Anatomy of a bad law firm website

It seems that every week I get into a discussion with an attorney on what makes an effective law firm website, and the biggest problems that we see with law firm websites in general. In the time that we’ve been working with law firms, we’ve seen various things that hinder a website’s success. While problems can range from content to design to search engine effectiveness, for the purposes of this blog, I am going to focus on content and the biggest content-related problems that we see.

  1. Lack of Branding – The biggest problem that we see in most law firm websites is little or no branding. Quite simply, many firm websites do not focus enough on what makes that firm different from every other firm that practices the same type of law. If a visitor to your site cannot understand what makes your firm different by reading your home page, they can, and will, “click back” out of your site and look for another firm.

  2. Too much hyperbole – Do you really think that someone is going to hire you because you describe yourself as honest, hard working, ethical, trustworthy, or diligent? While these are all admirable qualities for an attorney, they also describe the majority of the population in our country, most of whom you would not want to represent you in a court of law. 

  3. Wrong Focus – When someone decides to visit your website, they are visiting to get information to help them make a decision. Aside from understanding what your firm stands for (your brand), a visitor is looking for information, information regarding their specific legal problem, recent developments in this practice are and even contact information. When creating your site, identify the 5 things that a visitor would be looking for, and make sure you provide that information.

  4. Stale Content – Creating a website is not a “once and done” type effort. A firm website must be updated regularly. A lot of law firms have sporadically written newsletters, press releases, case verdicts and such over the years and put them out on their websites because they needed to add content. Too often, however, the content that’s on the website is stale, e.g. – the most recent newsletter is three years old, the press release is dated, or the firm has a web page for “Recent News” but doesn’t list any new new press releases, verdicts or settlements.

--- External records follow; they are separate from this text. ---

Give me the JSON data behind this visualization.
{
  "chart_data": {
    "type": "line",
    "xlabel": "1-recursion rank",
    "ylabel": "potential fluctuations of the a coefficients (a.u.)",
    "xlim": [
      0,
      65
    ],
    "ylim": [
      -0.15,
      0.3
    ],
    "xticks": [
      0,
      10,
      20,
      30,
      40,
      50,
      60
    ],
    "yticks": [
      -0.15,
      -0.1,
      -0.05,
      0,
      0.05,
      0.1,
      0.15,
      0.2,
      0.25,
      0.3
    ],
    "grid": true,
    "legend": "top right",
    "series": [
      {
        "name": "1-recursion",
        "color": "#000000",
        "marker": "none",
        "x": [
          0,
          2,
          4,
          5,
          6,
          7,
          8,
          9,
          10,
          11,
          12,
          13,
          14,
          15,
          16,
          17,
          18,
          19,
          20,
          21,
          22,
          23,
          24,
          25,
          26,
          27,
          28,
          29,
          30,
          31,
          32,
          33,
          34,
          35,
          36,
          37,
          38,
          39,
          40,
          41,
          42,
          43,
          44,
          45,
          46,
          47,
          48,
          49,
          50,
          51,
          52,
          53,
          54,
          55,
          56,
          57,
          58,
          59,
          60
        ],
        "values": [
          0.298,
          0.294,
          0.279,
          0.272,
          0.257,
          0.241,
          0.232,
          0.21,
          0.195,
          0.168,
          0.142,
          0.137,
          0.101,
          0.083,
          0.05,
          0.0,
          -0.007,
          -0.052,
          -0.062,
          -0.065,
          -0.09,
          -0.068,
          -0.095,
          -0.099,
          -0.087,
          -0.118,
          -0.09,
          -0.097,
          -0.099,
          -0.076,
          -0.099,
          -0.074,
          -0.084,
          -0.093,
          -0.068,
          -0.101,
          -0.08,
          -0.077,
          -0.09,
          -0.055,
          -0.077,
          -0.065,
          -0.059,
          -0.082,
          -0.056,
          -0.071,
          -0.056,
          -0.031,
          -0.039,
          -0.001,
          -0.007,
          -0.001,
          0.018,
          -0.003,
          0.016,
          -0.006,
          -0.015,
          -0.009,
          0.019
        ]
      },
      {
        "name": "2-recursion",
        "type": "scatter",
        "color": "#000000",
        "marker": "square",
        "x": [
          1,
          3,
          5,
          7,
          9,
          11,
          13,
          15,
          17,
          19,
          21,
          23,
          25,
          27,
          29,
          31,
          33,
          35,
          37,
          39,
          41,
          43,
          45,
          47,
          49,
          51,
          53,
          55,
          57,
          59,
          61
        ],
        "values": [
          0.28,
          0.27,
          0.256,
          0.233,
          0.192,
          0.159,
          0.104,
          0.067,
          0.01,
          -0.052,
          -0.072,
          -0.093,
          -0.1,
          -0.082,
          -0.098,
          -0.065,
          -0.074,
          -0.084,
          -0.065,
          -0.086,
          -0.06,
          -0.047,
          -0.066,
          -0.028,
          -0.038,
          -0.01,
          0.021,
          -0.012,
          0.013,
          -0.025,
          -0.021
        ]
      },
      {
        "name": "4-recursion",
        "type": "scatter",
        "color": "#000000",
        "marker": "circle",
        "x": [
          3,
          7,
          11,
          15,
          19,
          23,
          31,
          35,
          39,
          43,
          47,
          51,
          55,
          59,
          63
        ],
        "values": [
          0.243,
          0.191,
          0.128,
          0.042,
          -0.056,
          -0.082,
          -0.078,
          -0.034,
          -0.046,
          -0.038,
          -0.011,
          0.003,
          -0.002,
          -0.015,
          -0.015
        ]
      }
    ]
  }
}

When a visitor sees dated content, it raised a yellow flag, causing the visitor to wonder if the firm is successful, relevant or even if the firm still exists!

The bottom line for website success is that “content is king.” If your website focuses on branded content that people want to read, and you have a plan to keep your content updated, you are on your way to a successful site that will help you in your marketing efforts. If you don’t have a plan, this should be addressed before Search Engine Optimization (SEO), or any other web initiative.